Adel Abdessemed affronta le conseguenze dei gesti o delle riflessioni, spesso politiche, traducendo in “opera” le questioni della nostra epoca.
A Sturtevant è affidato il compito dell’ultima parola, alla fine del percorso, con un ambiente ispirato a Felix Gonzalez-Torres e il video Finite Infinite (2010), che ci mostra un cane la cui corsa sfrenata rinvia ad alcune delle nostre vane ossessioni.
All’esterno dell’edificio, la scultura di Thomas Schütte, Vater Staat (lo Stato Padre) (2010), posta proprio dinanzi all’ingresso di Punta della Dogana, si contrappone simbolicamente al Boy with Frog (2009) di Charles R ay, instaurando un ideale dialogo sul tema dell’illusione del potere e della trasmissione (del potere, della conoscenza, dell’esperienza..).

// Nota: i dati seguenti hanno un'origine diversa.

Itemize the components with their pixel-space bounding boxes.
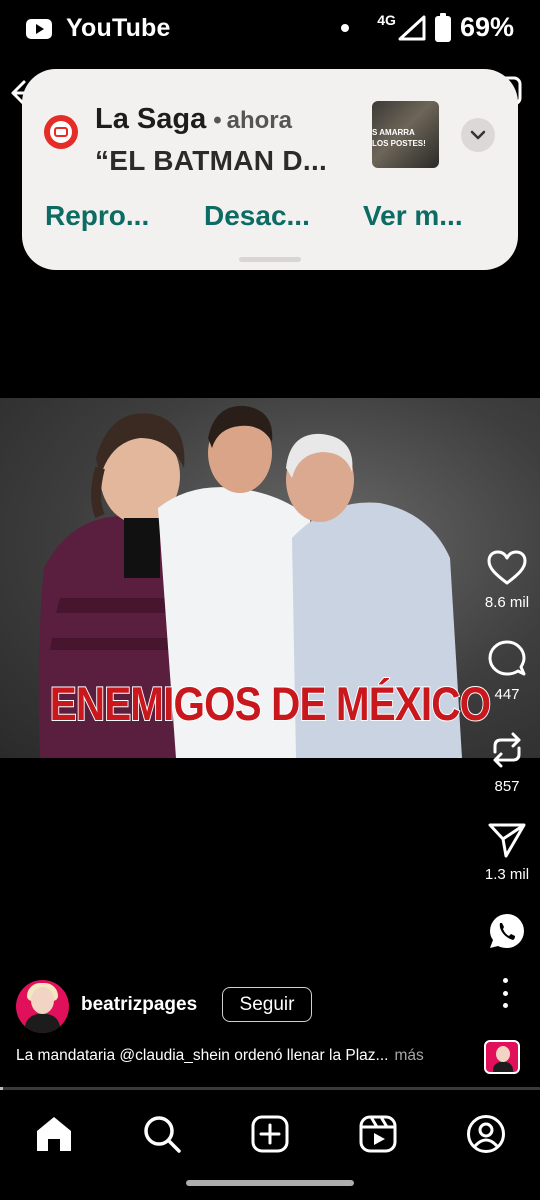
comment-action[interactable]: 447 — [478, 640, 536, 703]
nav-search[interactable] — [140, 1112, 184, 1156]
repost-icon — [493, 732, 521, 768]
status-app-label: YouTube — [66, 14, 171, 42]
battery-percent: 69% — [459, 12, 514, 42]
home-icon — [37, 1117, 71, 1151]
notification-drag-handle[interactable] — [239, 257, 301, 262]
notification-actions: Repro... Desac... Ver m... — [45, 200, 505, 240]
notification-dot-icon — [341, 23, 350, 32]
profile-icon — [467, 1115, 505, 1153]
more-options-icon[interactable] — [495, 978, 515, 1008]
post-author-row: beatrizpages Seguir — [16, 978, 526, 1034]
repost-count: 857 — [494, 778, 520, 795]
notification-app-name: La Saga — [95, 103, 207, 135]
gesture-handle[interactable] — [186, 1180, 354, 1186]
heart-icon — [487, 550, 527, 585]
post-image[interactable]: ENEMIGOS DE MÉXICO — [0, 398, 540, 758]
thumbnail-text: S AMARRA LOS POSTES! — [372, 128, 426, 148]
send-icon — [488, 823, 526, 858]
like-action[interactable]: 8.6 mil — [478, 550, 536, 611]
post-image-overlay-text: ENEMIGOS DE MÉXICO — [49, 676, 492, 731]
caption-text: La mandataria @claudia_shein ordenó llen… — [16, 1047, 389, 1064]
whatsapp-share-action[interactable] — [478, 912, 536, 950]
status-right: 4G 69% — [341, 12, 514, 43]
youtube-icon — [26, 18, 52, 39]
notification-title: “EL BATMAN D... — [95, 145, 328, 176]
notification-action-play[interactable]: Repro... — [45, 200, 149, 232]
create-icon — [251, 1115, 289, 1153]
notification-thumbnail: S AMARRA LOS POSTES! — [372, 101, 439, 168]
reels-icon — [359, 1115, 397, 1153]
nav-create[interactable] — [248, 1112, 292, 1156]
heads-up-notification[interactable]: La Saga • ahora “EL BATMAN D... S AMARRA… — [22, 69, 518, 270]
signal-icon — [398, 15, 426, 40]
like-count: 8.6 mil — [484, 594, 530, 611]
nav-reels[interactable] — [356, 1112, 400, 1156]
battery-icon — [434, 12, 451, 42]
notification-time: ahora — [226, 107, 292, 134]
status-bar: YouTube 4G 69% — [0, 0, 540, 60]
nav-home[interactable] — [32, 1112, 76, 1156]
bottom-nav — [0, 1090, 540, 1176]
notification-action-disable[interactable]: Desac... — [204, 200, 310, 232]
notification-action-view-more[interactable]: Ver m... — [363, 200, 463, 232]
comment-count: 447 — [494, 686, 520, 703]
expand-notification-button[interactable] — [461, 118, 495, 152]
share-action[interactable]: 1.3 mil — [478, 822, 536, 883]
caption-more-link[interactable]: más — [394, 1047, 423, 1064]
network-type: 4G — [377, 11, 396, 28]
repost-action[interactable]: 857 — [478, 730, 536, 795]
author-username[interactable]: beatrizpages — [81, 994, 197, 1016]
youtube-app-icon — [44, 115, 78, 149]
avatar[interactable] — [16, 980, 69, 1033]
share-count: 1.3 mil — [484, 866, 530, 883]
post-caption[interactable]: La mandataria @claudia_shein ordenó llen… — [16, 1047, 424, 1065]
notification-separator: • — [213, 107, 222, 134]
chevron-down-icon — [470, 130, 486, 140]
follow-button[interactable]: Seguir — [222, 987, 312, 1022]
status-app-indicator: YouTube — [26, 14, 171, 43]
notification-header: La Saga • ahora — [95, 103, 292, 136]
audio-thumbnail[interactable] — [484, 1040, 520, 1074]
search-icon — [144, 1116, 181, 1153]
nav-profile[interactable] — [464, 1112, 508, 1156]
comment-icon — [488, 640, 526, 676]
whatsapp-icon — [490, 914, 524, 948]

Fuori percorso, particolare rilevanza hanno nel progetto curatoriale le due sale del Torrino di Punta della Dogana, in un rimando dialogico tra le opere della collezione e la città, come omaggio al potere simbolico della Serenissima: il vestito da sposa sospeso nell’aria di David Hammons Forgotten Dream (2000) e il grande cuore magenta di Jeff Koons Hanging Heart (1994/2006).